This entire subject opens a major can of worms and leads you to rabbit holes you might fall into. And stepping outside of the modern line of reasoning here is not a great way to win friends (ask me how I know). Despite taking much flak from moderns who follow myriads of modern era magazines and books (typically not peer reviewed) of pablum/mantra published with an opinion to the contrary, I've come to the opinion that much of the older peer reviewed literature indicates upon a careful analysis that mash pH's were (back then) measured at mash temperature. Sometimes this is even made explicit and comparisons to room temperature are made (almost universally by adding 0.3).
This implies that mash pH back then was something accomplished at a range somewhat higher than is considered normal today, wherein we tend to look at all pH related things in terms of their room temperature pH measure, and we also somehow collectively contort the masters words of yore to conform to our modern worldview that pH is always to be taken at room temperature, thus seeing their 5.4 ideal as being at room temperature (albeit that it was not).

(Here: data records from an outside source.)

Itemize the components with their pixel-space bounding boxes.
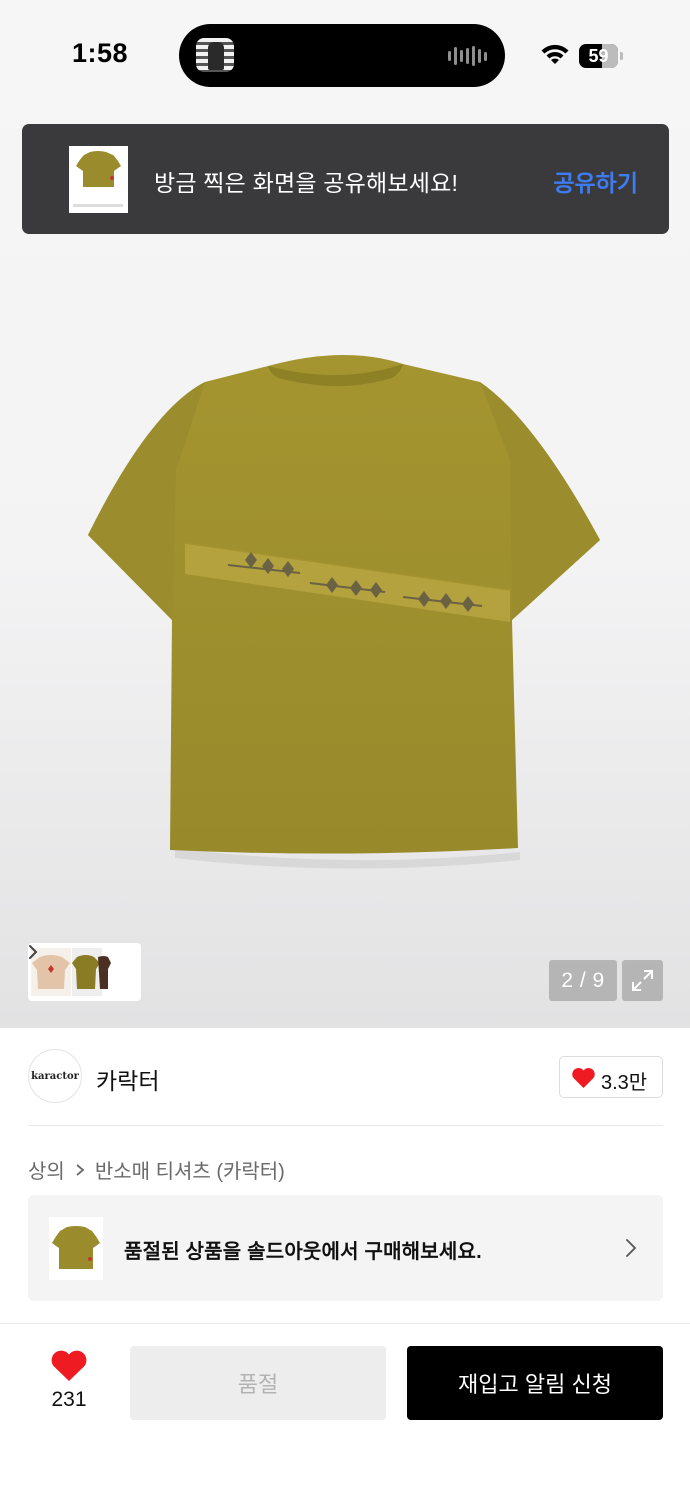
battery-level: 59 (588, 46, 609, 66)
audio-waveform-icon (448, 46, 487, 66)
brand-logo[interactable]: karactor (28, 1049, 82, 1103)
brand-name[interactable]: 카락터 (96, 1062, 159, 1096)
color-variant-thumbnails[interactable] (28, 943, 141, 1001)
section-divider (28, 1125, 663, 1126)
battery-icon: 59 (579, 44, 623, 68)
banner-product-thumbnail (49, 1217, 103, 1280)
fullscreen-button[interactable] (622, 960, 663, 1001)
soldout-banner-message: 품절된 상품을 솔드아웃에서 구매해보세요. (124, 1241, 482, 1263)
heart-icon (572, 1068, 595, 1088)
now-playing-artwork (196, 38, 234, 72)
chevron-right-icon (29, 945, 38, 959)
bottom-bar-divider (0, 1323, 690, 1324)
product-like-count: 231 (51, 1388, 87, 1411)
image-page-indicator: 2 / 9 (549, 960, 617, 1001)
breadcrumb-subcategory[interactable]: 반소매 티셔츠 (카락터) (95, 1155, 285, 1184)
chevron-right-icon (626, 1239, 637, 1257)
wifi-icon (541, 44, 569, 64)
share-button[interactable]: 공유하기 (553, 164, 638, 198)
status-time: 1:58 (72, 38, 129, 68)
brand-like-count: 3.3만 (601, 1072, 648, 1094)
brand-like-button[interactable]: 3.3만 (559, 1056, 663, 1098)
restock-alert-button[interactable]: 재입고 알림 신청 (407, 1346, 663, 1420)
like-heart-icon[interactable] (50, 1350, 88, 1382)
breadcrumb: 상의 반소매 티셔츠 (카락터) (28, 1155, 285, 1184)
share-toast-message: 방금 찍은 화면을 공유해보세요! (154, 170, 459, 196)
screenshot-thumbnail[interactable] (69, 146, 128, 213)
soldout-button: 품절 (130, 1346, 386, 1420)
product-detail-screen: 1:58 59 방금 찍은 화면을 공유해보세요! 공유하기 2 / 9 kar… (0, 0, 690, 1500)
dynamic-island (179, 24, 505, 87)
soldout-marketplace-banner[interactable]: 품절된 상품을 솔드아웃에서 구매해보세요. (28, 1195, 663, 1301)
product-image-gallery[interactable]: 1:58 59 방금 찍은 화면을 공유해보세요! 공유하기 2 / 9 (0, 0, 690, 1028)
breadcrumb-category[interactable]: 상의 (28, 1155, 65, 1184)
chevron-right-icon (76, 1163, 85, 1176)
expand-icon (632, 970, 653, 991)
share-toast[interactable]: 방금 찍은 화면을 공유해보세요! 공유하기 (22, 124, 669, 234)
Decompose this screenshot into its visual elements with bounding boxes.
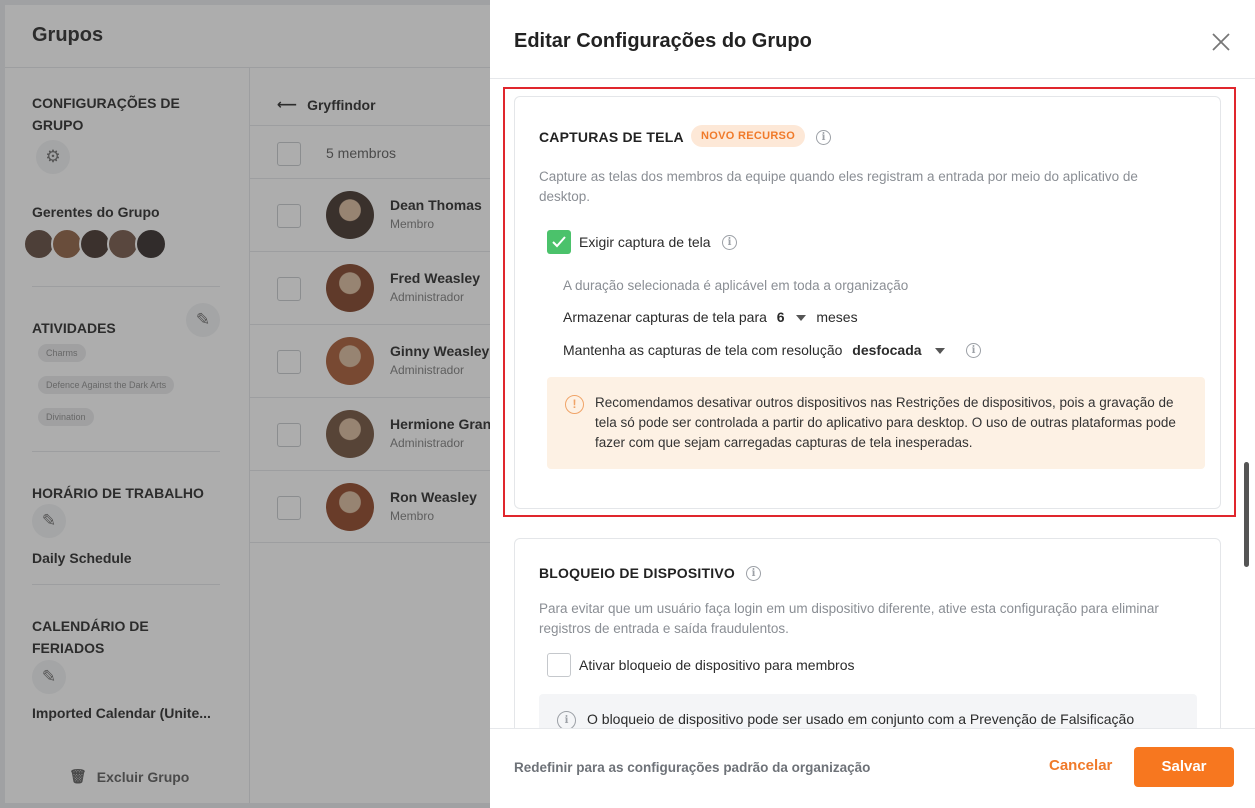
resolution-prefix: Mantenha as capturas de tela com resoluç… [563, 342, 843, 358]
screenshots-description: Capture as telas dos membros da equipe q… [539, 169, 1138, 204]
save-button[interactable]: Salvar [1134, 747, 1234, 787]
device-lock-label: Ativar bloqueio de dispositivo para memb… [579, 657, 855, 673]
info-icon[interactable]: i [966, 343, 981, 358]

Off the top of my head it was Briggs who most explicitly expressed this, when he openly stated in writing that his ideal mash pH range when converted to room temperature (wherein he specifies an added 0.3 pH points to facilitate the conversion) becomes 5.5 to 5.8 pH. Similar data can be teased from others such as Narziss and the rest if one desires to take the effort to do so. Modern pH instrumentation seems to more closely adhere to a difference of 0.2 points when converting from mash temperature to room temperature pH readings, so for today's pH meters Briggs room temperature ideal mash pH range becomes 5.4 to 5.7 (with a mid-range ideal of 5.55).
But there is a catch. Today we tend to conflate what was once two separate pH adjustments that were commonly made in yore into only one. And we generally presume that if we mash at ~5.4 as measured at room temperature we will exit the boil at a cooled to room temperature Wort pH of ~5.1-5.2. The masters of yore acid adjusted the boil to 5.2 as measured at room temperature (after earlier having adjusted the (room temperature) "Mash" to 5.5 - 5.8 pH (5.4 to 5.7 for a modern meter), thus making two adjustments.
All literature mentions a drop in pH across the boil, but some of the peer reviewed literature which actually took the time to measure this (as opposed to regurgitating the presumptions of others) speaks of a drop in pH across the boil that is greater in magnitude when entering the boil with Wort at room temperature pH's of 5.4 and above, and with the observation that once Wort is at ~5.2 pH (room temperature) or below this pH drop witnessed across the boil ceases. So the magnitude of the pH drop across the boil is greater the higher ones pH is going into the boil, but somewhere around pH 5.1-5.2 any further drop across the boil ceases. The boil drop is therefore not fixed in magnitude (typically with a presumed 0.3 point drop), as is commonly believed today, and was presumed incorrectly even as such within much peer reviewed literature of yore.
I believe it was Bamforth who made it clear that this pH drop across the boil can not be relied upon to occur at any predictable degree of reliable measure (or magnitude), so the presumption that we make today of hitting 5.2 post boil and cooling when starting at around 5.4 at room temperature in the mash is not something we should "take to the bank" (such as we do).
But since once a room temperature measured ~5.2 pH is achieved there is little to no further drop in pH anticipated to be observed across the boil, your choice of mashing at room temperature 5.2 and then lautering, sparging, and boiling should easily accomplish the task of exiting the boil at 5.2 pH or right close (perhaps as low as 5.1). 5.2 mash pH may however be below the ideals seen for enzymes and saccharification yield and the like, as 5.55 room temperature pH for the mash seems to best tickle all of these buttons (as attested by the masters of yore). By considering mashing at room temperature 5.2 pH you are among those (nearly all of us) today who have conflated two acidification steps into one. But a growing trend is emerging to once again revert to two pH adjustments.